Enfin, en 1991, Vargas vola de ses propres ailes en créant le Vargas Blues Band. Javier Vargas se fit ainsi connaître en tant que Bluesman, dans une approche Rock qui le plaça (un peu rapidement) dans la catégorie des continuateurs de Stevie Ray Vaughan (surtout à ses débuts). Toutefois sa culture latine, d'Amérique-du-Sud et d'Espagne, transparait dans ses mélodies, ce qui confère ainsi à sa musique des tonalités colorées, épicées, chatoyantes et ensoleillées ; ce qui n'est pas sans rappeler évidemment Carlos Santana. Ce dernier d'ailleurs, lui emprunta « Blues Latino » en 94, que l'on retrouve sur l'album « Santana Brothers », et croisa à plusieurs reprises le fer avec lui sur scène (bel honneur !). C'est justement à partir de 1994, avec l'album du même nom, « Blues Latino », que Vargas commença à acquérir une certaine notoriété, auprès du public mais aussi de ses pairs. Ce qu'il confirma l'année suivante avec « Texas Tango », produit par Jim Gaines, et sur lequel participe « Double Trouble » (la rythmique de S.R.V) et Larry Thurston (des Blues Brothers), dont le succès relativement conséquent s'étendit au-delà des frontières ibériques.
A l'écoute de ses disques, il est évident que la culture musicale de Vargas est étendue. Ne serait-ce que ses périples, ses voyages, ses travaux en studio, ont dû forcément lui apporter énormément, tant musicalement qu'humainement. Il aurait même été un temps confronté au Reggae.
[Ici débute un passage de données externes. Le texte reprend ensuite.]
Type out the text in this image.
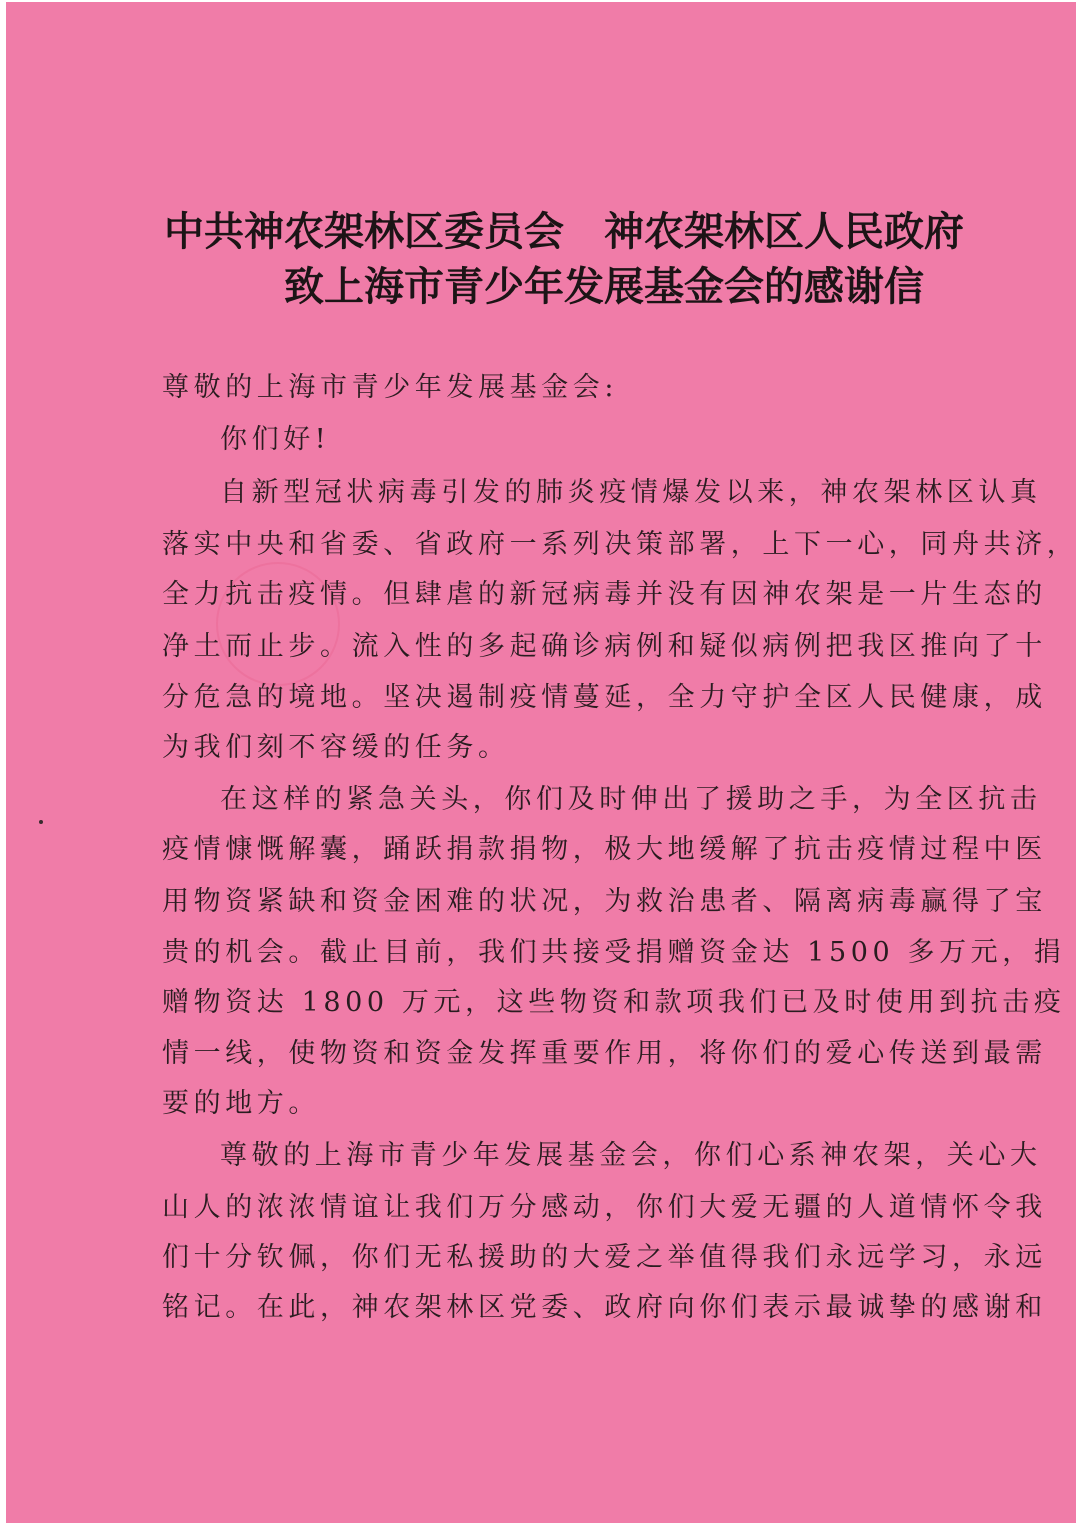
中共神农架林区委员会 神农架林区人民政府
致上海市青少年发展基金会的感谢信
尊敬的上海市青少年发展基金会:
你们好!
自新型冠状病毒引发的肺炎疫情爆发以来，神农架林区认真
落实中央和省委、省政府一系列决策部署，上下一心，同舟共济，
全力抗击疫情。但肆虐的新冠病毒并没有因神农架是一片生态的
净土而止步。流入性的多起确诊病例和疑似病例把我区推向了十
分危急的境地。坚决遏制疫情蔓延，全力守护全区人民健康，成
为我们刻不容缓的任务。
在这样的紧急关头，你们及时伸出了援助之手，为全区抗击
疫情慷慨解囊，踊跃捐款捐物，极大地缓解了抗击疫情过程中医
用物资紧缺和资金困难的状况，为救治患者、隔离病毒赢得了宝
贵的机会。截止目前，我们共接受捐赠资金达 1500 多万元，捐
赠物资达 1800 万元，这些物资和款项我们已及时使用到抗击疫
情一线，使物资和资金发挥重要作用，将你们的爱心传送到最需
要的地方。
尊敬的上海市青少年发展基金会，你们心系神农架，关心大
山人的浓浓情谊让我们万分感动，你们大爱无疆的人道情怀令我
们十分钦佩，你们无私援助的大爱之举值得我们永远学习，永远
铭记。在此，神农架林区党委、政府向你们表示最诚挚的感谢和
A cet effet, il serait plus juste de décrire sa musique comme une espèce de « World-blues-rock », car Javier ne se soucie guère des frontières et des carcans. Il n'éprouve aucune réticence à faire cohabiter un puissant shuffle d'obédience Texanne à une composition rendant hommage au Flamenco, ou un brûlot du Heavy-rock 60's-70's à un classique de la Soul.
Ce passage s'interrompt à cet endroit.